The observation that stopping insulin for economic reasons is a common precipitant of DKA (74,75) underscores the need for our health care delivery systems to address this problem, which is costly and clinically serious. The rate of insulin discontinuation and a history of poor compliance accounts for more than half of DKA admissions in inner-city and minority populations (9,74,75). Several cultural and socioeconomic barriers, such as low literacy rate, limited financial resources, and limited access to health care, in medically indigent patients may explain the lack of compliance and why DKA continues to occur in such high rates in inner-city patients. These findings suggest that the current mode of providing patient education and health care has significant limitations. Addressing health problems in the African American and other minority communities requires explicit recognition of the fact that these populations are probably quite diverse in their behavioral responses to diabetes (76).

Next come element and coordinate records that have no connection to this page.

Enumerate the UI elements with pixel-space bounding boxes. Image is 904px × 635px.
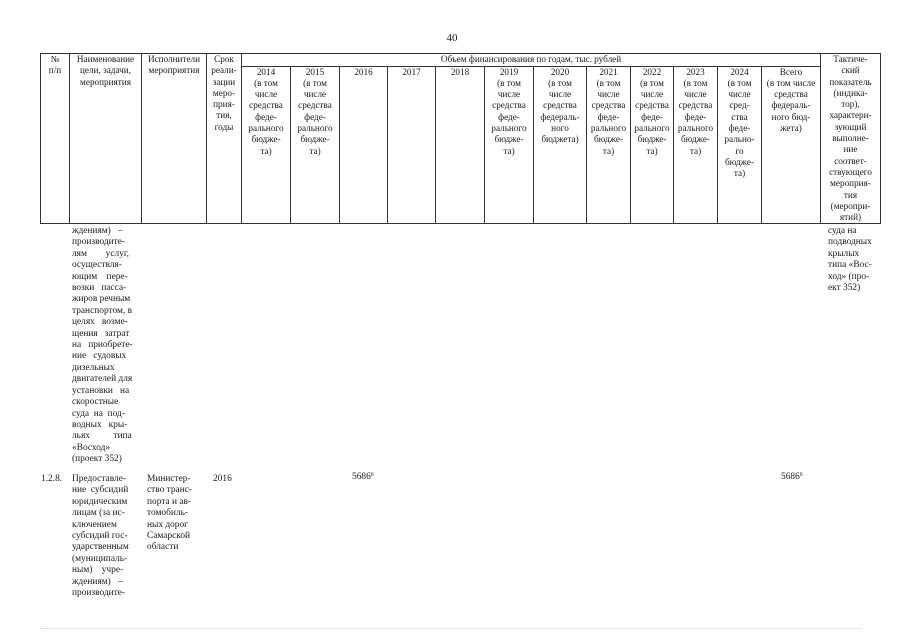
- row-value-total: 5686$^6$: [781, 472, 803, 482]
- footnote-mark: 6: [370, 472, 374, 478]
- header-year-2018: 2018: [436, 66, 485, 224]
- row-name: Предоставле- ние субсидий юридическим лицам (за ис- ключением субсидий гос- ударственным (муниципаль- ным) учре- ждениям) – производите-: [72, 474, 129, 599]
- header-total: Всего (в том числе средства федераль- ного бюд- жета): [762, 66, 821, 224]
- header-year-2024: 2024 (в том числе сред- ства феде- рально- го бюдже- та): [718, 66, 762, 224]
- header-indicator: Тактиче- ский показатель (индика- тор), характери- зующий выполне- ние соответ- ствующего мероприя- тия (меропри- ятий): [821, 54, 881, 224]
- header-year-2014: 2014 (в том числе средства феде- рального бюдже- та): [242, 66, 291, 224]
- financing-table: [40, 53, 881, 224]
- row-value-2016: 5686$^6$: [352, 472, 374, 482]
- header-year-2017: 2017: [388, 66, 436, 224]
- header-funding: Объем финансирования по годам, тыс. рублей: [242, 54, 821, 67]
- header-number: № п/п: [41, 54, 70, 224]
- scan-edge: [40, 628, 860, 630]
- continuation-name: ждениям) – производите- лям услуг, осуществля- ющим пере- возки пасса- жиров речным транспортом, в целях возме- щения затрат на приобрете- ние судовых дизельных двигателей для установки на скоростные суда на под- водных кры- льях типа «Восход» (проект 352): [72, 226, 133, 465]
- footnote-mark: 6: [799, 472, 803, 478]
- header-year-2016: 2016: [340, 66, 388, 224]
- row-number: 1.2.8.: [41, 474, 63, 484]
- header-year-2022: 2022 (в том числе средства феде- рального бюдже- та): [631, 66, 674, 224]
- header-executor: Исполнители мероприятия: [142, 54, 207, 224]
- page-number: 40: [446, 32, 458, 44]
- header-term: Срок реали- зации меро- прия- тия, годы: [207, 54, 242, 224]
- header-year-2015: 2015 (в том числе средства феде- рального бюдже- та): [291, 66, 340, 224]
- header-year-2023: 2023 (в том числе средства феде- рального бюдже- та): [674, 66, 718, 224]
- continuation-indicator: суда на подводных крылых типа «Вос- ход» (про- ект 352): [828, 226, 872, 294]
- row-term: 2016: [213, 474, 232, 484]
- header-year-2021: 2021 (в том числе средства феде- рального бюдже- та): [587, 66, 631, 224]
- row-executor: Министер- ство транс- порта и ав- томобиль- ных дорог Самарской области: [147, 474, 193, 553]
- header-year-2020: 2020 (в том числе средства федераль- ного бюджета): [534, 66, 587, 224]
- header-year-2019: 2019 (в том числе средства феде- рального бюдже- та): [485, 66, 534, 224]
- header-name: Наименование цели, задачи, мероприятия: [70, 54, 142, 224]
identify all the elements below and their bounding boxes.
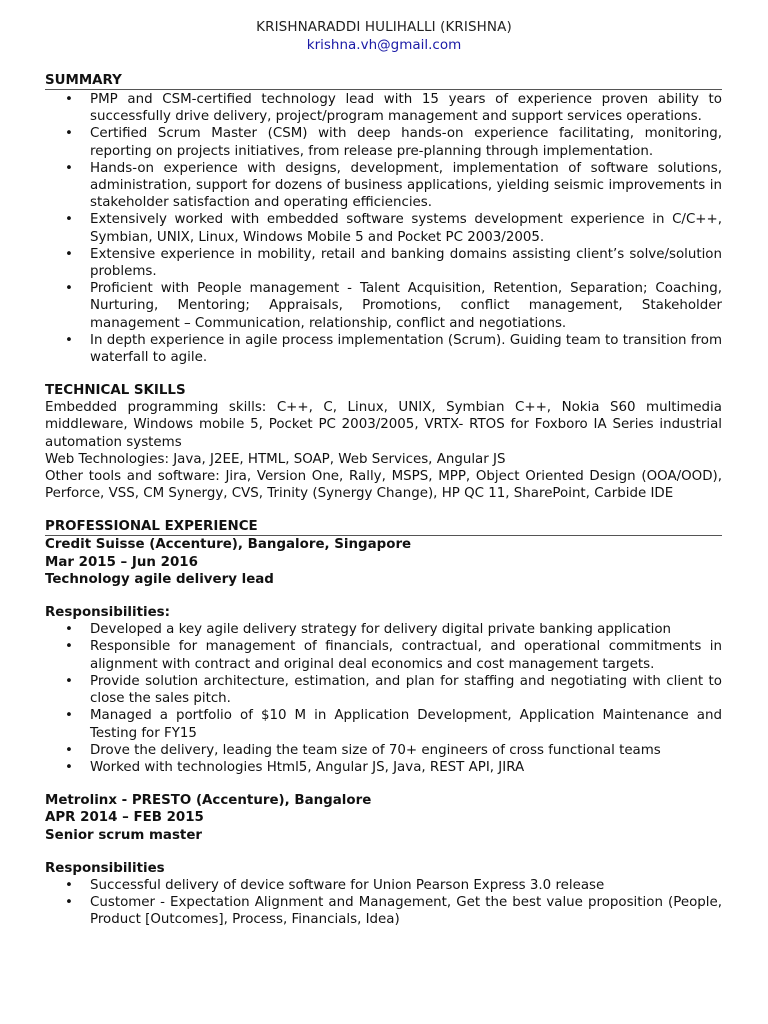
summary-list bbox=[45, 91, 722, 366]
job-entry bbox=[45, 792, 722, 928]
summary-item-text: In depth experience in agile process implementation (Scrum). Guiding team to transition from waterfall to agile. bbox=[90, 332, 722, 366]
summary-item-text: Extensively worked with embedded software systems development experience in C/C++, Symbian, UNIX, Linux, Windows Mobile 5 and Pocket PC 2003/2005. bbox=[90, 212, 722, 245]
responsibility-text: Managed a portfolio of $10 M in Application Development, Application Maintenance and Testing for FY15 bbox=[90, 708, 722, 741]
bullet-icon: • bbox=[65, 622, 73, 638]
responsibilities-heading: Responsibilities bbox=[45, 860, 165, 876]
job-role: Senior scrum master bbox=[45, 827, 203, 843]
bullet-icon: • bbox=[65, 92, 73, 107]
list-item bbox=[45, 160, 722, 212]
experience-heading: PROFESSIONAL EXPERIENCE bbox=[45, 518, 722, 536]
bullet-icon: • bbox=[65, 708, 73, 724]
list-item bbox=[45, 125, 722, 159]
summary-item-text: Extensive experience in mobility, retail and banking domains assisting client’s solve/solution problems. bbox=[90, 246, 722, 280]
list-item bbox=[45, 894, 722, 928]
summary-item-text: Proficient with People management - Talent Acquisition, Retention, Separation; Coaching, Nurturing, Mentoring; Appraisals, Promotions, conflict management, Stakeholder management – Communication, relationship, conflict and negotiations. bbox=[90, 281, 722, 331]
bullet-icon: • bbox=[65, 212, 73, 228]
bullet-icon: • bbox=[65, 246, 73, 262]
responsibilities-list bbox=[45, 877, 722, 929]
job-company: Metrolinx - PRESTO (Accenture), Bangalore bbox=[45, 793, 372, 809]
responsibility-text: Successful delivery of device software for Union Pearson Express 3.0 release bbox=[90, 877, 605, 893]
summary-heading: SUMMARY bbox=[45, 72, 722, 90]
bullet-icon: • bbox=[65, 895, 73, 911]
responsibility-text: Provide solution architecture, estimation, and plan for staffing and negotiating with client to close the sales pitch. bbox=[90, 673, 722, 707]
list-item bbox=[45, 673, 722, 707]
responsibility-text: Responsible for management of financials, contractual, and operational commitments in alignment with contract and original deal economics and cost management targets. bbox=[90, 639, 722, 672]
list-item bbox=[45, 211, 722, 245]
list-item bbox=[45, 332, 722, 366]
responsibilities-heading: Responsibilities: bbox=[45, 605, 170, 621]
list-item bbox=[45, 91, 722, 125]
bullet-icon: • bbox=[65, 126, 73, 142]
list-item bbox=[45, 621, 722, 638]
responsibilities-list bbox=[45, 621, 722, 776]
list-item bbox=[45, 246, 722, 280]
skills-heading: TECHNICAL SKILLS bbox=[45, 383, 186, 399]
list-item bbox=[45, 638, 722, 672]
job-role: Technology agile delivery lead bbox=[45, 571, 274, 587]
responsibility-text: Customer - Expectation Alignment and Management, Get the best value proposition (People, Product [Outcomes], Process, Financials, Idea) bbox=[90, 895, 722, 928]
bullet-icon: • bbox=[65, 673, 73, 689]
skills-embedded: Embedded programming skills: C++, C, Linux, UNIX, Symbian C++, Nokia S60 multimedia middleware, Windows mobile 5, Pocket PC 2003/2005, VRTX- RTOS for Foxboro IA Series industrial automation systems bbox=[45, 400, 722, 450]
skills-web: Web Technologies: Java, J2EE, HTML, SOAP, Web Services, Angular JS bbox=[45, 451, 506, 467]
list-item bbox=[45, 280, 722, 332]
responsibility-text: Developed a key agile delivery strategy for delivery digital private banking application bbox=[90, 622, 672, 638]
job-entry bbox=[45, 536, 722, 776]
job-dates: Mar 2015 – Jun 2016 bbox=[45, 554, 198, 570]
list-item bbox=[45, 877, 722, 894]
responsibility-text: Drove the delivery, leading the team size of 70+ engineers of cross functional teams bbox=[90, 742, 661, 758]
list-item bbox=[45, 759, 722, 776]
job-company: Credit Suisse (Accenture), Bangalore, Singapore bbox=[45, 537, 412, 553]
summary-item-text: Certified Scrum Master (CSM) with deep hands-on experience facilitating, monitoring, reporting on projects initiatives, from release pre-planning through implementation. bbox=[90, 126, 722, 159]
summary-item-text: PMP and CSM-certified technology lead with 15 years of experience proven ability to successfully drive delivery, project/program management and support services operations. bbox=[90, 92, 722, 125]
list-item bbox=[45, 742, 722, 759]
responsibility-text: Worked with technologies Html5, Angular JS, Java, REST API, JIRA bbox=[90, 759, 525, 775]
bullet-icon: • bbox=[65, 639, 73, 655]
bullet-icon: • bbox=[65, 742, 73, 758]
list-item bbox=[45, 707, 722, 741]
bullet-icon: • bbox=[65, 332, 73, 348]
bullet-icon: • bbox=[65, 160, 73, 176]
summary-item-text: Hands-on experience with designs, development, implementation of software solutions, administration, support for dozens of business applications, yielding seismic improvements in stakeholder satisfaction and operating efficiencies. bbox=[90, 160, 722, 211]
resume-header bbox=[0, 18, 768, 54]
candidate-name: KRISHNARADDI HULIHALLI (KRISHNA) bbox=[256, 19, 512, 35]
bullet-icon: • bbox=[65, 759, 73, 775]
bullet-icon: • bbox=[65, 281, 73, 297]
bullet-icon: • bbox=[65, 877, 73, 893]
candidate-email[interactable]: krishna.vh@gmail.com bbox=[306, 37, 462, 53]
job-dates: APR 2014 – FEB 2015 bbox=[45, 810, 204, 826]
resume-content bbox=[45, 72, 722, 929]
skills-tools: Other tools and software: Jira, Version One, Rally, MSPS, MPP, Object Oriented Design (OOA/OOD), Perforce, VSS, CM Synergy, CVS, Trinity (Synergy Change), HP QC 11, SharePoint, Carbide IDE bbox=[45, 469, 722, 502]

Significant resources are spent on the cost of hospitalization. DKA episodes represent >1 of every 4 USD spent on direct medical care for adult patients with type 1 diabetes and 1 of every 2 USD in patients experiencing multiple episodes (77). Based on an annual average of 135,000 hospitalizations for DKA in the U.S., with an average cost of 17,500 USD per patient, the annual hospital cost for patients with DKA may exceed 2.4 billion USD per year (3). A recent study (2) reported that the cost burden resulting from avoidable hospitalizations due to short-term uncontrolled diabetes including DKA is substantial (2.8 billion USD). However, the long-term impact of uncontrolled diabetes and its economic burden could be more significant because it can contribute to various complications. Because most cases occur in patients with known diabetes and with previous DKA, resources need to be redirected toward prevention by funding better access to care and educational programs tailored to individual needs, including ethnic and personal health care beliefs. In addition, resources should be directed toward the education of primary care providers and school personnel so that they can identify signs and symptoms of uncontrolled diabetes and so that new-onset diabetes can be diagnosed at an earlier time. Recent studies suggest that any type of education for nutrition has resulted in reduced hospitalization (78). In fact, the guidelines for diabetes self-management education were developed by a recent task force to identify ten detailed standards for diabetes self-management education (79).
No potential conflicts of interest relevant to this article were reported.
An American Diabetes Association consensus statement represents the authors' collective analysis, evaluation, and opinion at the time of publication and does not represent official association opinion.